While cost of living continues to rise across the country, one state remains among the hardest-hit (if not the hardest): Hawaii. Fuel, food, utilities, housing; everything costs more if you want to live in Paradise.
Unfortunately, these higher costs also translate to just about everything else and that includes education: even for the youngest of students.
New parents in the Aloha State are quickly learning that child care is expensive, and it has nothing to do with diapers and baby food. According to recent statistics from the Economic Policy Institute, the average [annual] cost of full-time child care (for a 4-year-old child)–either in a preschool or a daycare setting—is $9,312. Putting this into perspective, the average [annual] price of in-state college tuition is $8,216.

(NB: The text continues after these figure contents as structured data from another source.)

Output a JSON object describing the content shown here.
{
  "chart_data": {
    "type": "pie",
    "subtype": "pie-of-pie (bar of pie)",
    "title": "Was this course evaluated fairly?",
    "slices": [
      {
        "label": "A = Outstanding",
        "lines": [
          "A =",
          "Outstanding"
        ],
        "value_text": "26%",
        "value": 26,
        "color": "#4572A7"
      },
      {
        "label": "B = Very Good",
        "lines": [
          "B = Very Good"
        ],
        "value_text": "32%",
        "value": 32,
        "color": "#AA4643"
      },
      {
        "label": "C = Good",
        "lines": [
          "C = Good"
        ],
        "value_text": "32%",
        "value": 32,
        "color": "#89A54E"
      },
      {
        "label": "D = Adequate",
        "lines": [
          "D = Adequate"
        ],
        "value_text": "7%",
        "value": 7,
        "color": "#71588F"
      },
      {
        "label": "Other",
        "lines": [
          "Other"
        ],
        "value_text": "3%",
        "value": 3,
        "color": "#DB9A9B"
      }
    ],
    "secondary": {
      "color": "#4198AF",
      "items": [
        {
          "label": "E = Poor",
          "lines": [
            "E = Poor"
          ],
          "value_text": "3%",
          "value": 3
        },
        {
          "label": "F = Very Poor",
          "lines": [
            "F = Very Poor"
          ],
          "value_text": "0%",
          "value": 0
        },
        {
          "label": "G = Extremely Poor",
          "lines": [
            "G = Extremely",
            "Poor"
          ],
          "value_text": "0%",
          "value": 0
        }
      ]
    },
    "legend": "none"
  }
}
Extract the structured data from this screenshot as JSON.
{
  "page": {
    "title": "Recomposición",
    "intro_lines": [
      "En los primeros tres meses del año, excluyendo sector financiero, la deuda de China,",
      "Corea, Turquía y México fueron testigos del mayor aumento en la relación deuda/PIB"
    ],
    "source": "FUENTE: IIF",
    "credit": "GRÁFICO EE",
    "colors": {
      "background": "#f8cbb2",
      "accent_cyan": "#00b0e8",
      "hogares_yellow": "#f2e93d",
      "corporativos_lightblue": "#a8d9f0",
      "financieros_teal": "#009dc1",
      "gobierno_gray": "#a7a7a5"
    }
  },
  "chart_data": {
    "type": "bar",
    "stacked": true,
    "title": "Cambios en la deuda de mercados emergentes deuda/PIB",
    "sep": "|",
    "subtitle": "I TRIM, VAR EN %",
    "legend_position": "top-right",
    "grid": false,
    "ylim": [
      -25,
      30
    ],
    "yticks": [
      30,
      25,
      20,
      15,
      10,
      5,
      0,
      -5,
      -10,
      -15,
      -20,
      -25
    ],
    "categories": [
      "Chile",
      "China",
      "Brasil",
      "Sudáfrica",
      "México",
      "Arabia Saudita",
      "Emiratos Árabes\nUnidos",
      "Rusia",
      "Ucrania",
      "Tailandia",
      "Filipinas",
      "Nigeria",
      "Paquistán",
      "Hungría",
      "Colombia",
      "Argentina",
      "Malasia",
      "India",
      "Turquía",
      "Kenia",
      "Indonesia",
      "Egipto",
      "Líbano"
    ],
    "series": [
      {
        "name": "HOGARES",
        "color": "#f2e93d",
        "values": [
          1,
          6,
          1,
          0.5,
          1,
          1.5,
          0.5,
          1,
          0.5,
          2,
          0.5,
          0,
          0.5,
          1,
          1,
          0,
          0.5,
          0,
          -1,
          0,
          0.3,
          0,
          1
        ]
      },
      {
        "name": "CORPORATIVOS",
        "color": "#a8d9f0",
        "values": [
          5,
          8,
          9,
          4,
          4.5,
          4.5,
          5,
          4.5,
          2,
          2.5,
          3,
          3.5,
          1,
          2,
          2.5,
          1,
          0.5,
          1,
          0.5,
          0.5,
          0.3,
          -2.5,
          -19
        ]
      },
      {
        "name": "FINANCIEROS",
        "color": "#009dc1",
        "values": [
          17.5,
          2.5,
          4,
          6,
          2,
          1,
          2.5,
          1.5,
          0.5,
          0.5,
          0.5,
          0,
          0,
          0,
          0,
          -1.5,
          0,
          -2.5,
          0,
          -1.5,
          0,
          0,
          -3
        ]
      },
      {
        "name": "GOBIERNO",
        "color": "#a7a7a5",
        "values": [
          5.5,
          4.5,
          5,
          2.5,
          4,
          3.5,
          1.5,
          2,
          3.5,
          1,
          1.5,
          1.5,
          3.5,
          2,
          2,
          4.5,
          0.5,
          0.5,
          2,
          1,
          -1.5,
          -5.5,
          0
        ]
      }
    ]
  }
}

While these numbers can vary, they disparity is still disproportionate: It costs at least as much—if not, more—to put a child in daycare than to attend a local university. But why is this so? Sure, daycare attendants and preschool educators must receive certain accreditation or certifications but that can’t possibly account for the expense juxtaposed against that of a university, right?
Well, as you might expect, it is both more complicated and much simpler all at the same time. “The biggest expense for any preschool is staffing,” explains Executive Director of Hawaii Montessori Schools Angeline Geldhof. Montessori employs only 20 staff members between its two campuses in Kona and Waimea (on the big island of Hawaii). “We are accredited with the National Association for the Education of Young Children, which means we have to set higher standards in terms of staffing our programs, what we provide, our equipment and our facilities.”

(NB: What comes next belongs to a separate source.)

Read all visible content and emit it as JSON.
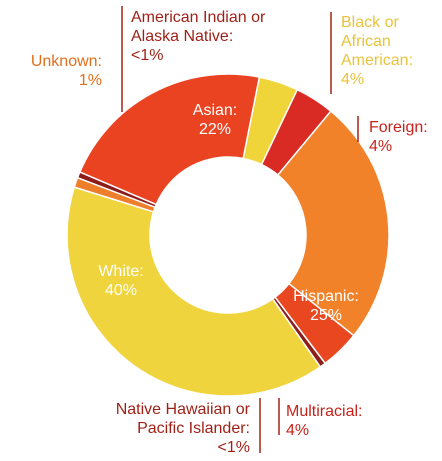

As such, just like a university, the Montessori schools have to maintain accreditation, pay leasing fees, buy supplies, and maintain their facilities. And while the Montessori schools have not raised tuition within the last two years, they still charge $10,000 a year (year-round) for these child care services. And this does not include the application, supplies, and registration fees (totaling roughly $235) and insurance costs.
Now, Hawaii may be unique in that the state does not allow for the public funding of private schools, but several state programs do exist in an attempt to bridge this gap.
Sliding scales, subsidies, and other programs are available to help parents get the pre-K care they [probably desperately] need for both parents also to work and afford the cost of living in Hawaii.
Still, in many cases, it may not be enough.